I have a story I need to tell.

It needs to be told, because words are so much of who I am. It was words, and the people who taught me to use words, that saved me, giving my heart a voice. And it would only make sense that now that I have words to say, that I should tell them. It needs to be told, because just as I have needed other people’s stories, someday someone might need mine. It needs to be told, strangely, because they story itself will not come to a close until it is told. It needs to be told because the telling will, if nothing else, give me courage.

There was an evening, sitting at my desk, where the gears turned in my mind, and suddenly I felt that there was no other way, except that this story must come to completion. At the same time, from my heart, came a desire to make sure the story is told.

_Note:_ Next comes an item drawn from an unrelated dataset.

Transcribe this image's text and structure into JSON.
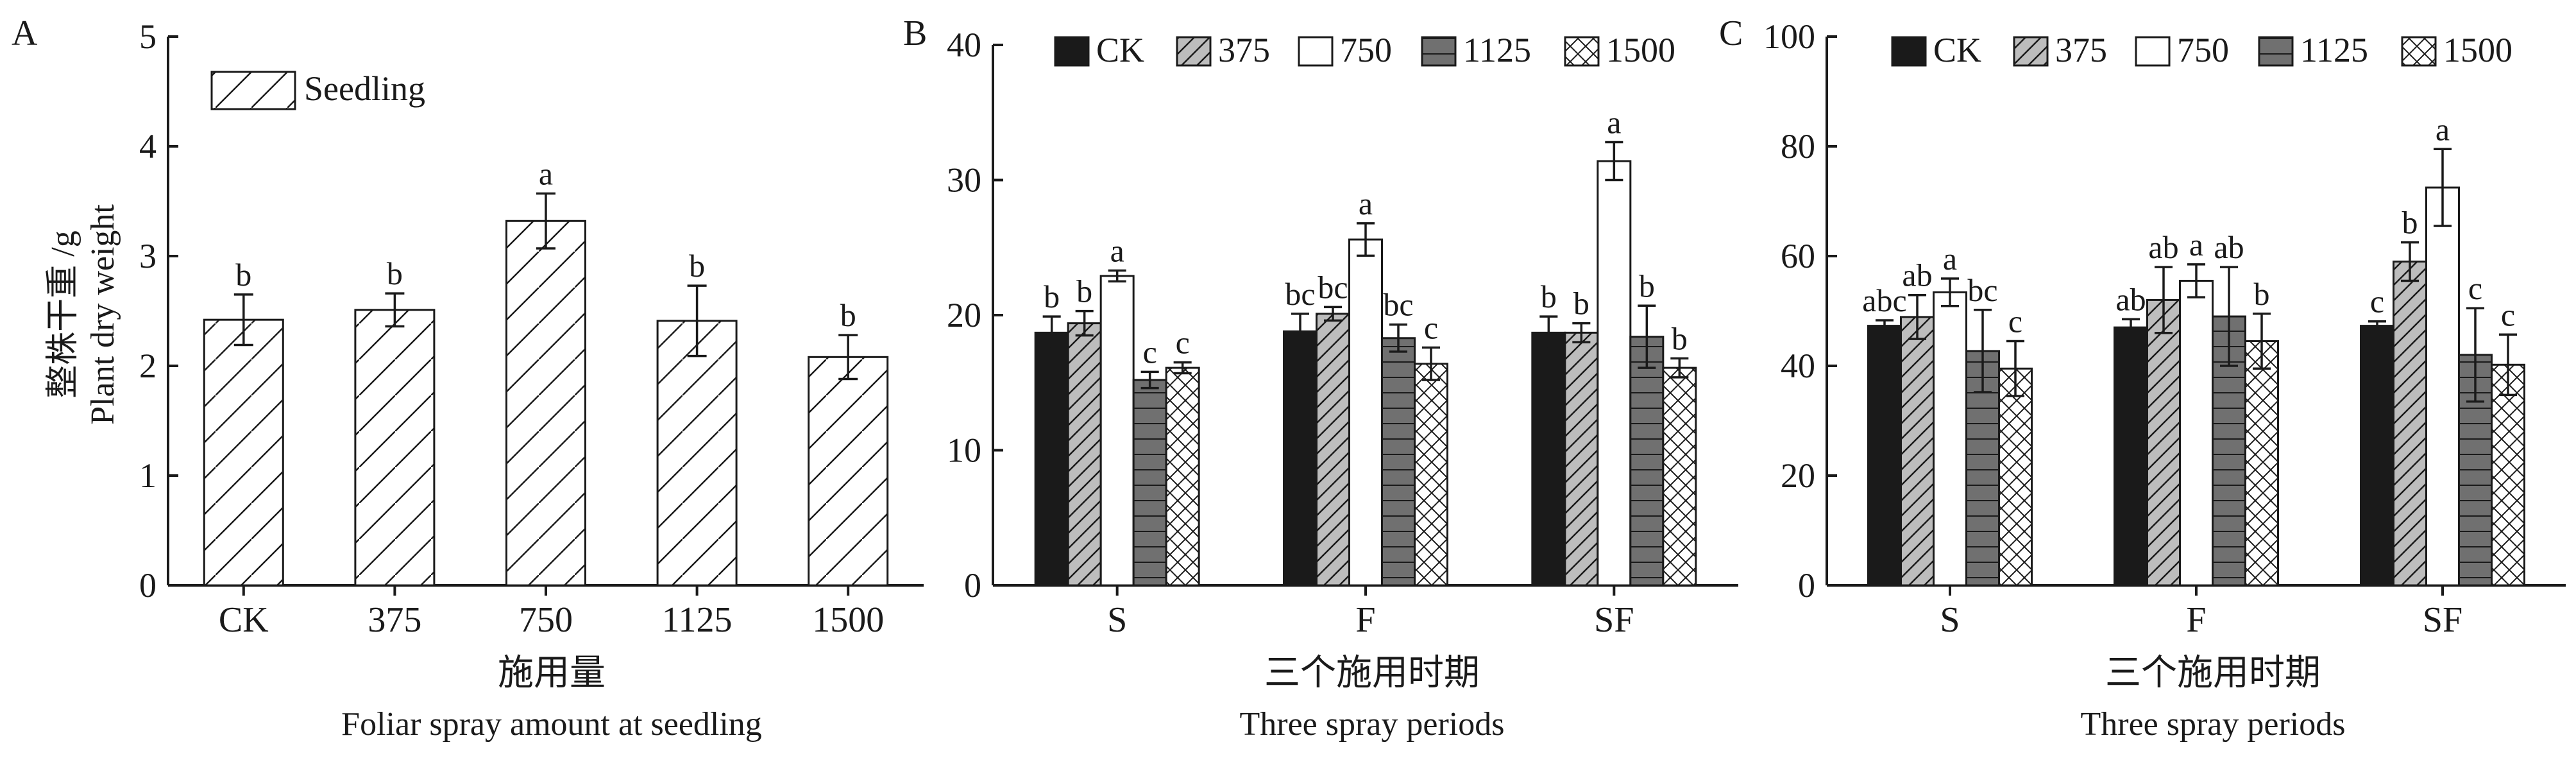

But now is not the time to tell it. This is a story that is unfolding slowly as I move towards the day I can bring it into the light. By the time I am ready to tell it, I will probably no longer be the same person anymore. Everything will change.

Or will it?

Maybe you have a story too. When you look back to your past and you look into the mirror, what do you see? Are there traces of a narrative there? Is there something hidden, something broken, something redeeming? Where hide your dragons? Where is your sword? Are there any conditions that you must adhere to on your journey, and which benevolent spirit imparted them to you? What magic words do you use against the darkness? How many turbulent waters must you cross to come home? Does your story have a theme? What is your theory of everything, and where does your story fit in?

What happens at that moment we begin to look into the mirror for real, and understand all that we are and what we have become? A story begins there, I think. And with the beginning comes the trembling of the heart and the need to find new strength. Redemption begins there, I hope. When we go through the wall, what waits on the other side? I sure hope to believe it is nothing less than goodness and fullness – the end of a tale, and the beginning of one ten times better.

I have a story. Stick with me and someday I will share it with you. Whether or not you will remain my friend at the end of it, I know not. But whatever the outcome, it is my greater hope that you too, will one day discover the magic of a tale, of telling, of words and remembering. And maybe then, you can tell me your story too. Right from the beginning.

All tales may come true;

and yet, at the last, redeemed,

they may be as like and as unlike the forms that we give them

as Man, finally redeemed,

will be like and unlike the fallen that we know.